Kent Haruf (born February 24, 1943) is an award
winning American novelist.
Haruf was born in Pueblo, Colorado, the son of a Methodist minister. He graduated with a BA from Nebraska Wesleyan University in 1965 and an MFA from the Iowa Writers' Workshop at the
University of Iowa in 1973. Before becoming a writer, Haruf worked in a variety of
places, including a chicken farm in Colorado, a construction site in Wyoming, a rehabilitation hospital in Denver, a hospital in
Phoenix, a presidential library in Iowa, an alternative
high school in Wisconsin, as an English teacher with the Peace
Corps in Turkey, and colleges in Nebraska and
Illinois. He currently lives with his wife, Cathy, in Salida, Colorado, and has three daughters.

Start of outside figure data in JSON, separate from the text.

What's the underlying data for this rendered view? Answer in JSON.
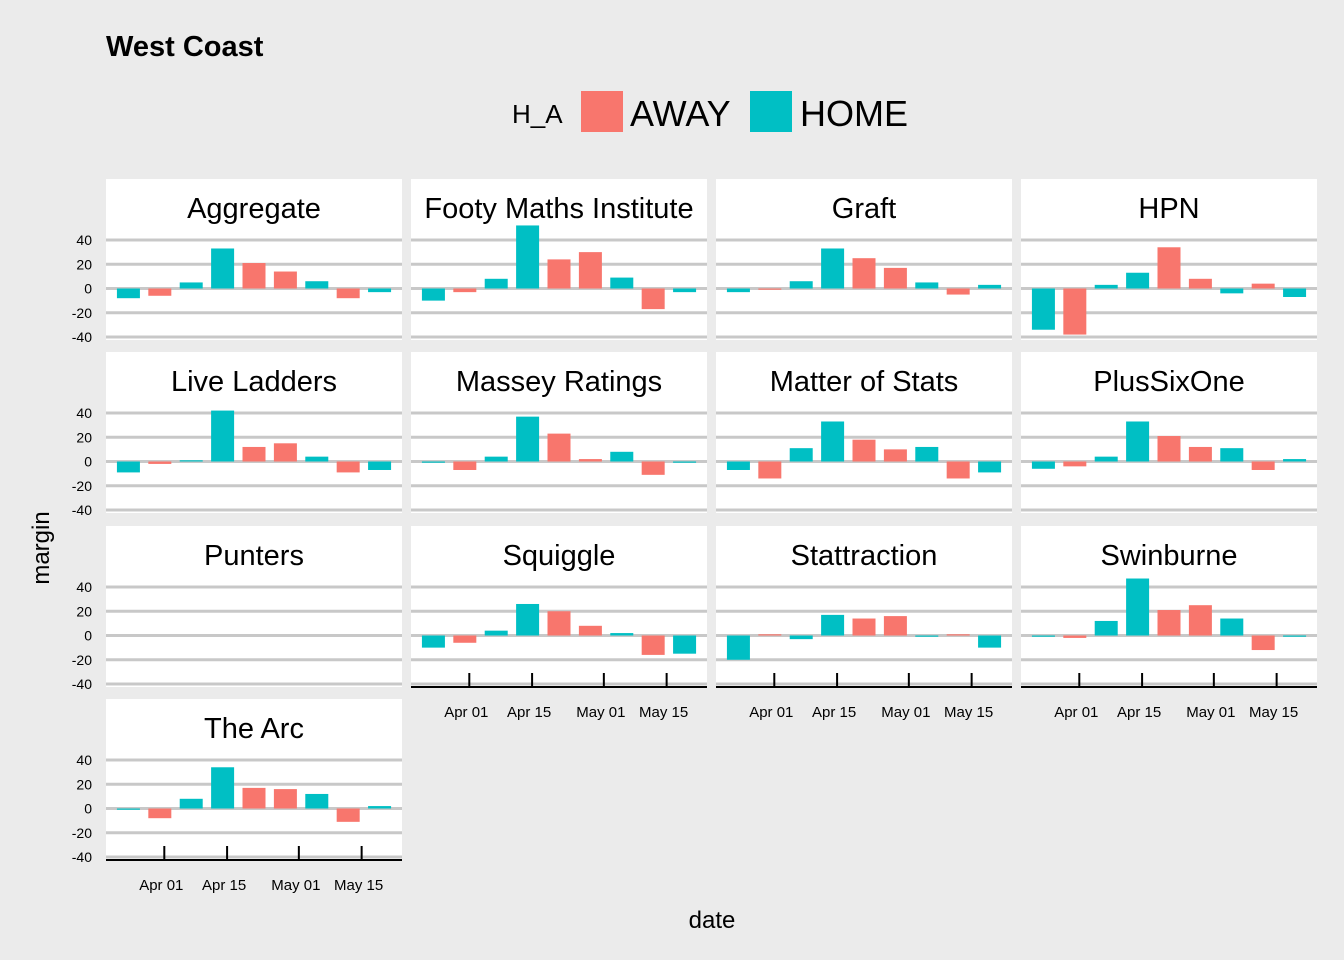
{
  "chart_data": {
    "type": "bar",
    "title": "West Coast",
    "xlabel": "date",
    "ylabel": "margin",
    "ylim": [
      -40,
      40
    ],
    "yticks": [
      40,
      20,
      0,
      -20,
      -40
    ],
    "ytick_labels": [
      "40",
      "20",
      "0",
      "-20",
      "-40"
    ],
    "x": [
      "Mar 24",
      "Mar 31",
      "Apr 07",
      "Apr 14",
      "Apr 21",
      "Apr 28",
      "May 05",
      "May 12",
      "May 19"
    ],
    "xtick_labels": [
      "Apr 01",
      "Apr 15",
      "May 01",
      "May 15"
    ],
    "legend": {
      "title": "H_A",
      "placement": "top",
      "entries": [
        "AWAY",
        "HOME"
      ]
    },
    "colors": {
      "AWAY": "#f8766d",
      "HOME": "#00bfc4"
    },
    "home_away": [
      "HOME",
      "AWAY",
      "HOME",
      "HOME",
      "AWAY",
      "AWAY",
      "HOME",
      "AWAY",
      "HOME"
    ],
    "facets": [
      {
        "name": "Aggregate",
        "values": [
          -8,
          -6,
          5,
          33,
          21,
          14,
          6,
          -8,
          -3
        ]
      },
      {
        "name": "Footy Maths Institute",
        "values": [
          -10,
          -3,
          8,
          52,
          24,
          30,
          9,
          -17,
          -3
        ]
      },
      {
        "name": "Graft",
        "values": [
          -3,
          -1,
          6,
          33,
          25,
          17,
          5,
          -5,
          3
        ]
      },
      {
        "name": "HPN",
        "values": [
          -34,
          -38,
          3,
          13,
          34,
          8,
          -4,
          4,
          -7
        ]
      },
      {
        "name": "Live Ladders",
        "values": [
          -9,
          -2,
          1,
          42,
          12,
          15,
          4,
          -9,
          -7
        ]
      },
      {
        "name": "Massey Ratings",
        "values": [
          -1,
          -7,
          4,
          37,
          23,
          2,
          8,
          -11,
          -1
        ]
      },
      {
        "name": "Matter of Stats",
        "values": [
          -7,
          -14,
          11,
          33,
          18,
          10,
          12,
          -14,
          -9
        ]
      },
      {
        "name": "PlusSixOne",
        "values": [
          -6,
          -4,
          4,
          33,
          21,
          12,
          11,
          -7,
          2
        ]
      },
      {
        "name": "Punters",
        "values": []
      },
      {
        "name": "Squiggle",
        "values": [
          -10,
          -6,
          4,
          26,
          20,
          8,
          2,
          -16,
          -15
        ]
      },
      {
        "name": "Stattraction",
        "values": [
          -20,
          1,
          -3,
          17,
          14,
          16,
          -1,
          1,
          -10
        ]
      },
      {
        "name": "Swinburne",
        "values": [
          -1,
          -2,
          12,
          47,
          21,
          25,
          14,
          -12,
          -1
        ]
      },
      {
        "name": "The Arc",
        "values": [
          -1,
          -8,
          8,
          34,
          17,
          16,
          12,
          -11,
          2
        ]
      }
    ]
  }
}
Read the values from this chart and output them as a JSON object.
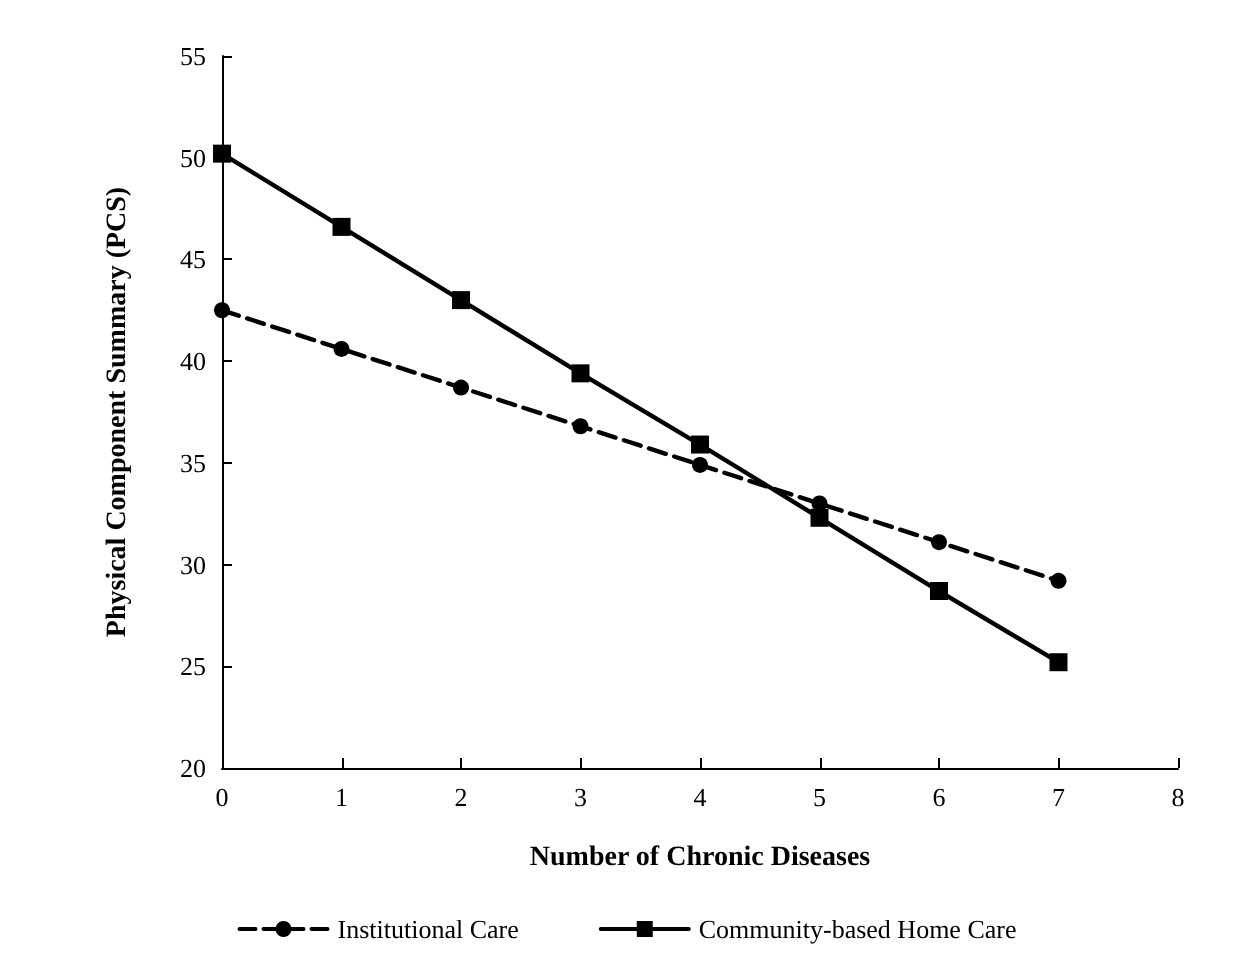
{
  "chart_data": {
    "type": "line",
    "xlabel": "Number of Chronic Diseases",
    "ylabel": "Physical Component Summary (PCS)",
    "x": [
      0,
      1,
      2,
      3,
      4,
      5,
      6,
      7
    ],
    "xlim": [
      0,
      8
    ],
    "xticks": [
      0,
      1,
      2,
      3,
      4,
      5,
      6,
      7,
      8
    ],
    "ylim": [
      20,
      55
    ],
    "yticks": [
      20,
      25,
      30,
      35,
      40,
      45,
      50,
      55
    ],
    "grid": false,
    "legend": "bottom",
    "series": [
      {
        "name": "Institutional Care",
        "color": "#000000",
        "marker": "circle",
        "line_style": "dashed",
        "values": [
          42.5,
          40.6,
          38.7,
          36.8,
          34.9,
          33.0,
          31.1,
          29.2
        ]
      },
      {
        "name": "Community-based Home Care",
        "color": "#000000",
        "marker": "square",
        "line_style": "solid",
        "values": [
          50.2,
          46.6,
          43.0,
          39.4,
          35.9,
          32.3,
          28.7,
          25.2
        ]
      }
    ]
  }
}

All Haruf's novels take place in the fictional town of Holt, in eastern Colorado. His first novel, The Tie That Binds (1984), received a Whiting Foundation Award and a special Hemingway Foundation/PEN citation. Where You Once
Belonged followed in 1990. A number of his short stories have appeared in literary magazines.
Plainsong was published in 1999 and became a U.S. bestseller. The New York Times called it "a novel so
foursquare, so delicate and lovely, that it has the power to exalt the reader." Plainsong won the Mountains & Plains
Booksellers Award and the Maria Thomas Award in Fiction and was a finalist for the National
Book Award for Fiction.
Eventide, a sequel to Plainsong, was published in 2004. Library Journal described the writing as "honest storytelling that is compelling and rings true,"
but The New York Times saw it as a "repeat performance" and "too goodhearted."